Energy = anergy + exergy.

The two terms anergy and exergy go back to work by Zoran Rant and differentiate thermal energy into two parts. All other forms of energy (mechanical, electrical , etc.) are pure exergy.

The proportion of the anergy in the total energy results in the reversible, i.e. H. ideal thermal power process from the Carnot efficiency  η:

,

thus depends only on the temperatures T max of the heat reservoir and T min of the heat sink, between which the heat engine operates. In a real heat engine, there are losses that lead to the anergy increasing at the expense of exergy.

The energy of the environment is pure anergy. This assumption is based on the fact that the environment is so large that a process does not measurably influence the temperature or pressure of the environment.

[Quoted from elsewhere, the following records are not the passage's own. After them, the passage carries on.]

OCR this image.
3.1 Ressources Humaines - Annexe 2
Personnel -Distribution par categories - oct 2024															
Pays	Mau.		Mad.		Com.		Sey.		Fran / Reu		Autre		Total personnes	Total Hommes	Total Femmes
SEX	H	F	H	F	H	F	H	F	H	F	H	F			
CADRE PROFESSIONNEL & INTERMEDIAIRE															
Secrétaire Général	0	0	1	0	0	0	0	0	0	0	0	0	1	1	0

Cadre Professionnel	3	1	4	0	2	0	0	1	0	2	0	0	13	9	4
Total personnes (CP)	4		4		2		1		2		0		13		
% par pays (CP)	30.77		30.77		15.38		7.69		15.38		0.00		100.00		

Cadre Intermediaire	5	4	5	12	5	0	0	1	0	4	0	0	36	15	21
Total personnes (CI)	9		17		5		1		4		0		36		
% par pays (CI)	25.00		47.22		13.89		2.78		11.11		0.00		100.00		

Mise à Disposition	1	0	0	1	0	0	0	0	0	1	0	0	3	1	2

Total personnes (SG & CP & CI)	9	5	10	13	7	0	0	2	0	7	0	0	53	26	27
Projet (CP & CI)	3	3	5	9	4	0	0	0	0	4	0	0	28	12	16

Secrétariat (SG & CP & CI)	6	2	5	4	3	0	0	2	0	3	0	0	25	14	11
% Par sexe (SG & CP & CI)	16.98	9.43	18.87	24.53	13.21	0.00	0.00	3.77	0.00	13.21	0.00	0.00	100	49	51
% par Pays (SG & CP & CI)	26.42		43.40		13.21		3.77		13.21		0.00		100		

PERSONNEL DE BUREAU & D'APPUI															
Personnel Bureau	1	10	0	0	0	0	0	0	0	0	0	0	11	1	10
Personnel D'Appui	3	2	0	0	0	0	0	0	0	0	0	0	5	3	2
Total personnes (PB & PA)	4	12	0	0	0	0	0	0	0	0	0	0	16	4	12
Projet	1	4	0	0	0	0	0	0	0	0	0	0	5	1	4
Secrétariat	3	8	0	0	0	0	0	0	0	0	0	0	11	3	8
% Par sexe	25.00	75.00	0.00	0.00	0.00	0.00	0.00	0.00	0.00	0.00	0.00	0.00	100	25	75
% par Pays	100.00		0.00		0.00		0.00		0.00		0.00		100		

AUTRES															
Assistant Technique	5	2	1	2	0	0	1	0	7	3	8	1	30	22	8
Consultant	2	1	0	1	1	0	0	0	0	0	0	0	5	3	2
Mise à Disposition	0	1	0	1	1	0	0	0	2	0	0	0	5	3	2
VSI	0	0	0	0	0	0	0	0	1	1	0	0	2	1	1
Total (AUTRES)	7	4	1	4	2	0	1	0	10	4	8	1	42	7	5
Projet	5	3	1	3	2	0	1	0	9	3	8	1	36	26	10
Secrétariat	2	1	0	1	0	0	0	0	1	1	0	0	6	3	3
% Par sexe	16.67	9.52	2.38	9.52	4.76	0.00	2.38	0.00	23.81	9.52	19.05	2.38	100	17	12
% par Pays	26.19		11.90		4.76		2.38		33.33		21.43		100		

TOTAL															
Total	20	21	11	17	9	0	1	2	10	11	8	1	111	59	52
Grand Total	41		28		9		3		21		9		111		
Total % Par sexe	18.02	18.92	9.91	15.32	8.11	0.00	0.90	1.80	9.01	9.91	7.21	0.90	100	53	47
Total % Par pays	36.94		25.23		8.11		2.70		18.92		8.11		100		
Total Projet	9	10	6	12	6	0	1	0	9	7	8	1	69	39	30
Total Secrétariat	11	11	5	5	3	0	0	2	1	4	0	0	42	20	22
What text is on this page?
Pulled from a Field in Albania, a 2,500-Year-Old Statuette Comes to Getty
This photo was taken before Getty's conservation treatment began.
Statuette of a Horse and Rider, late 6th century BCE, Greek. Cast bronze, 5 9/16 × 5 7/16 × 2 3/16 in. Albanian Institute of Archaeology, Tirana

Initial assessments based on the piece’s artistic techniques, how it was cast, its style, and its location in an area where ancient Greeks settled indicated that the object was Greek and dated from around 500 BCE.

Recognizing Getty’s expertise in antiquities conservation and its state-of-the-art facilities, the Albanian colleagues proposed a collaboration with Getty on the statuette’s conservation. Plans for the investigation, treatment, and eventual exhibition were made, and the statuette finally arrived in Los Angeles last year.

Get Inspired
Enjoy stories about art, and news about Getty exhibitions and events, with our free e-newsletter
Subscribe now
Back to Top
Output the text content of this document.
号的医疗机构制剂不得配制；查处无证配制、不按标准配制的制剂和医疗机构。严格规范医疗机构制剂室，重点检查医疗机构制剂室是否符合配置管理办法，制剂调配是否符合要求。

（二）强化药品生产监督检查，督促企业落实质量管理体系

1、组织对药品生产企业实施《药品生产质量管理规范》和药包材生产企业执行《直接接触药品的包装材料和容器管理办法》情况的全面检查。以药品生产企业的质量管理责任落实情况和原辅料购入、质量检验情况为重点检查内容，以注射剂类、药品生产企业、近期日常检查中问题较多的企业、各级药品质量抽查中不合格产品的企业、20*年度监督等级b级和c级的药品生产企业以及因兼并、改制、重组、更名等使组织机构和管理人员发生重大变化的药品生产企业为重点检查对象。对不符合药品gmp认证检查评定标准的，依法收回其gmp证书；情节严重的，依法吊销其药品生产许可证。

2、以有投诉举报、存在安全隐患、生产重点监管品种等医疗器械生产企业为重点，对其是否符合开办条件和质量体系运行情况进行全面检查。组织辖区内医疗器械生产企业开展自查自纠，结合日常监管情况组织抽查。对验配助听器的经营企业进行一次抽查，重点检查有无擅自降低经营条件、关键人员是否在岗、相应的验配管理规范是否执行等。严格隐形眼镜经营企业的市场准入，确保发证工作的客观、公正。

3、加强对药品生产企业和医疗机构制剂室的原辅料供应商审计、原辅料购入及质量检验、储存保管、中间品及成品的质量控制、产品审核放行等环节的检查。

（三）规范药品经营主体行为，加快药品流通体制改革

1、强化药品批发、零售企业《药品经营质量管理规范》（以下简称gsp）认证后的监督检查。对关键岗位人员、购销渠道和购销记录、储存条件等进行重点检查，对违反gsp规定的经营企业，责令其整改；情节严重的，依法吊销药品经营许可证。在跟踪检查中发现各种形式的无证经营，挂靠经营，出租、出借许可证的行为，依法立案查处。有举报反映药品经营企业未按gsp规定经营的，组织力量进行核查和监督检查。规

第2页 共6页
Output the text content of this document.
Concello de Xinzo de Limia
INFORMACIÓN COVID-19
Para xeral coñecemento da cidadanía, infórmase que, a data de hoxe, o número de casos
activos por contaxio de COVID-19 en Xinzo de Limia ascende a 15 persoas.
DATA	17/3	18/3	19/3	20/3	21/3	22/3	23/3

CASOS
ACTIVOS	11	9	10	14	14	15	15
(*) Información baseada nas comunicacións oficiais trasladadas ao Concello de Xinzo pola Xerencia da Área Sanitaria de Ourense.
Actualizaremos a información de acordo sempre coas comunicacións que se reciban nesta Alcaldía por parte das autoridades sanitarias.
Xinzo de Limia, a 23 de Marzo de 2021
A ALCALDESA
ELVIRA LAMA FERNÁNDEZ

An exception arises when the heat engine works between the environment and a cold reservoir (T res  <T Umg ); in this case the energy of the environment can be converted into exergy.

See also

literature

  • Fran Bošnjaković , Karl-Friedrich Knoche : Technical Thermodynamics Part 1 . 8th edition. Steinkopff Verlag, Darmstadt 1998, ISBN 3-642-63818-X , 12.4 Anergy.
  • Hans Dieter Baehr, Stephan Kabelac: Thermodynamics . 16th edition. Springer-Verlag GmbH, 2016, ISBN 978-3-662-49567-4 , 3.3 The application of the 2nd law on energy conversions: exergy and anergy.
  • Norbert Elsner, Achim Dittmann: Fundamentals of technical thermodynamics, Volume 1, energy theory and material behavior. Akademie Verlag, Berlin 1993, ISBN 3-05-501390-5 , p. 122 ff.

Individual evidence

  1. quoted from Fran Bošnjaković, Karl-Friedrich Knoche: Technical Thermodynamics Part 1 . 8th edition. Steinkopff Verlag, Darmstadt 1998, ISBN 3-642-63818-X , 12.4 Anergy.